Kurzgeschichten und Gedanken sind bunt wie das Leben

 

Inhalt

Über das Buch

Über die Autorin

Vorwort

Freiheit in der Schriftform

Dunkelblau

Das Plagiat

Weihnachten im Flughafen

Tausendundeine Nacht

Schokolade

Tokio in Blau-Rosa

Mein Schwesterchen

Wörterknistern?

Wo die Bäume weinen

Die Hand der Pianistin

Zivilcourage im Frühstücksraum

Die Verwandlung der Welt

Brief an eine pakistanische Schülerin

Das Drachenschiff

Die Luzerner Hochzeit

Die Tochter von Wilhelm Tell

Das Alte und das Neue

Buddhas zweites Gesicht

Wie schmeckt ein Buch am besten?

Heiße Kartoffeln

Menü und Tagesgerichte

Bio oder nicht bio

Sushi und Tempura

Grillfeuer

Geflügel

Speisekarte

Kulinarisches im Allgemeinen

Zum Dessert Ziegenkäse

 

Über das Buch

Wer kennt sie nicht, die Schriftstellerin Federica de Cesco, die im Alter von fünfzehn Jahren ihren ersten Roman – »Der rote Seidenschal« – schrieb und ihre Leserschaft bis heute begeistert. Jetzt, 65 Jahre nach der Veröffentlichung ihres aus der Jugendliteratur nicht mehr wegzudenkenden Bestsellers, hatte sie die Idee, zurückzuschauen und einige ihrer Arbeiten der vergangenen Jahre gesammelt herauszugeben. Vorworte, Vorträge, Lieblingsgeschichten, Texte, die sie nie vergaß, Anekdoten, die sie gern erzählt. In »Die Welt durch Wörter sehen« finden sich aber auch neue Texte mit Gedanken, die sie zu Papier bringen wollte, ohne einen Roman daraus entstehen zu lassen. Es ist ein Potpourri aus kleinen, feinen Geschichten – ein Lesegenuss für all jene, die die unverwechselbare Sprache Federica de Cescos ebenso mögen wie ihre einnehmende Persönlichkeit.

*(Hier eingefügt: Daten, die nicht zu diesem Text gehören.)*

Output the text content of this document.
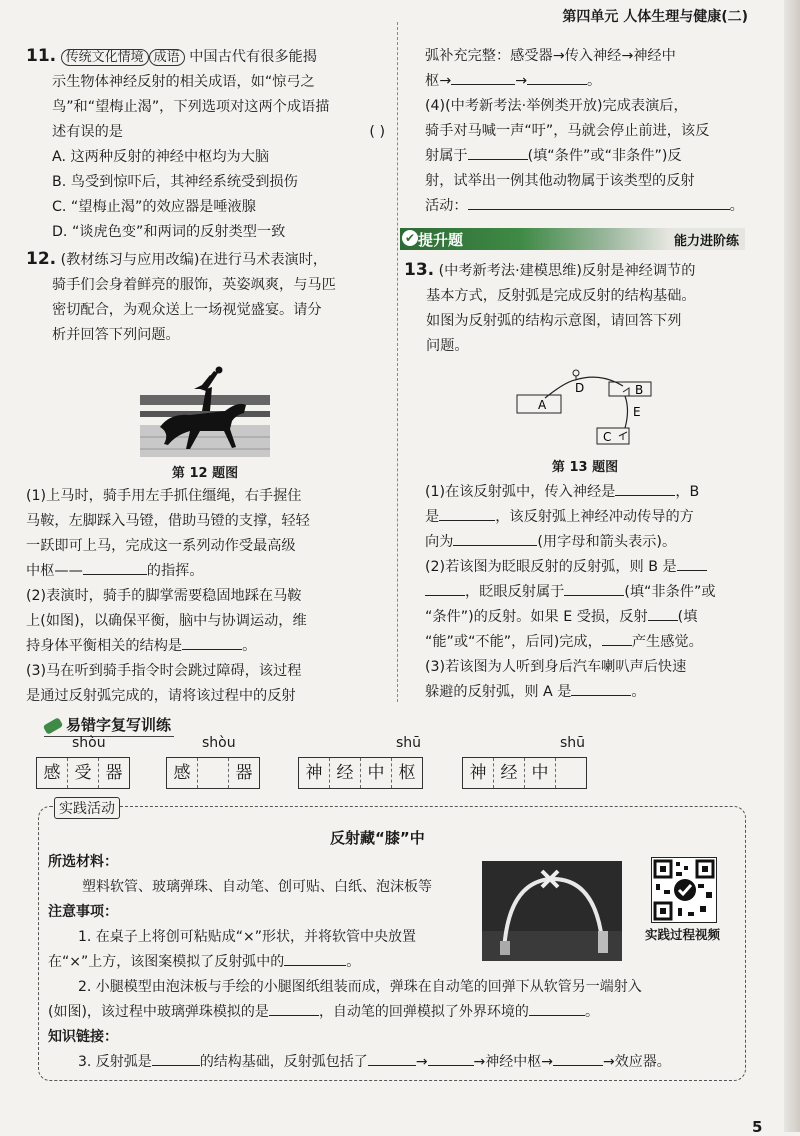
第四单元 人体生理与健康(二)

11. 传统文化情境 成语 中国古代有很多能揭

示生物体神经反射的相关成语，如“惊弓之

鸟”和“望梅止渴”，下列选项对这两个成语描

述有误的是	( )

A. 这两种反射的神经中枢均为大脑

B. 鸟受到惊吓后，其神经系统受到损伤

C. “望梅止渴”的效应器是唾液腺

D. “谈虎色变”和两词的反射类型一致

12. (教材练习与应用改编)在进行马术表演时，

骑手们会身着鲜亮的服饰，英姿飒爽，与马匹

密切配合，为观众送上一场视觉盛宴。请分

析并回答下列问题。

第 12 题图

(1)上马时，骑手用左手抓住缰绳，右手握住

马鞍，左脚踩入马镫，借助马镫的支撑，轻轻

一跃即可上马，完成这一系列动作受最高级

中枢——	的指挥。

(2)表演时，骑手的脚掌需要稳固地踩在马鞍

上(如图)，以确保平衡，脑中与协调运动，维

持身体平衡相关的结构是	。

(3)马在听到骑手指令时会跳过障碍，该过程

是通过反射弧完成的，请将该过程中的反射

弧补充完整：感受器→传入神经→神经中

枢→	→	。

(4)(中考新考法·举例类开放)完成表演后，

骑手对马喊一声“吁”，马就会停止前进，该反

射属于	(填“条件”或“非条件”)反

射，试举出一例其他动物属于该类型的反射

活动：	。

✔ 提升题	能力进阶练

13. (中考新考法·建模思维)反射是神经调节的

基本方式，反射弧是完成反射的结构基础。

如图为反射弧的结构示意图，请回答下列

问题。

A
D	B
E
C
第 13 题图

(1)在该反射弧中，传入神经是	，B

是	，该反射弧上神经冲动传导的方

向为	(用字母和箭头表示)。

(2)若该图为眨眼反射的反射弧，则 B 是

，眨眼反射属于	(填“非条件”或

“条件”)的反射。如果 E 受损，反射 (填

“能”或“不能”，后同)完成， 产生感觉。

(3)若该图为人听到身后汽车喇叭声后快速

躲避的反射弧，则 A 是	。

易错字复写训练
shòu
感 受 器
shòu
感	器
shū
神 经 中 枢
shū
神 经 中
实践活动
反射藏“膝”中
所选材料：
塑料软管、玻璃弹珠、自动笔、创可贴、白纸、泡沫板等
注意事项：
1. 在桌子上将创可粘贴成“×”形状，并将软管中央放置
在“×”上方，该图案模拟了反射弧中的	。
2. 小腿模型由泡沫板与手绘的小腿图纸组装而成，弹珠在自动笔的回弹下从软管另一端射入
(如图)，该过程中玻璃弹珠模拟的是	，自动笔的回弹模拟了外界环境的	。
知识链接：
3. 反射弧是	的结构基础，反射弧包括了	→	→神经中枢→	→效应器。
实践过程视频
5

»Einen Gedanken möchte ich aufnehmen – er ist so kurz und schön, dass er zum Titel dieses Buches geführt hat: ›Die Welt durch Wörter sehen‹. Selten habe ich einen Menschen kennen gelernt, auf den dies so sehr zutrifft wie auf Federica de Cesco.«

Andrea Leuthold, Lektorin, in ihrem Vorwort

 

Über die Autorin

Nach ihrem Erstlingswerk »Der rote Seidenschal«, das 1957 auf Französisch erschien und in mehrere Sprachen übersetzt wurde, schrieb Federica de Cesco zahlreiche Bücher in französischer Sprache. 2002 begann sie damit, auf Deutsch zu schreiben. Insgesamt verfasste sie 82 Jugendbücher, 17 Romane für Erwachsene und 6 Sachbücher, zudem hat sie unter dem Titel »Federica – Mein Leben, ein Abenteuer« ihre vorläufige Autobiografie veröffentlicht. 2008 erschien der Dokumentarfilm »Federica de Cesco« von Nino Jacusso, der später auch ihren Jugendroman »Shana, das Wolfsmädchen« verfilmte. Nach ihren drei liebsten Büchern gefragt, meint Federica de Cesco: »›Shana, das Wolfsmädchen‹ auf alle Fälle, dann ganz sicher ›Zwei Sonnen am Himmel‹ und auch ›Das Vermächtnis des Adlers‹.« Ihre Bücher für Erwachsene sind ausnahmslos ihrer großen Liebe gewidmet, ihrem Ehemann, den sie liebevoll Kazu nennt.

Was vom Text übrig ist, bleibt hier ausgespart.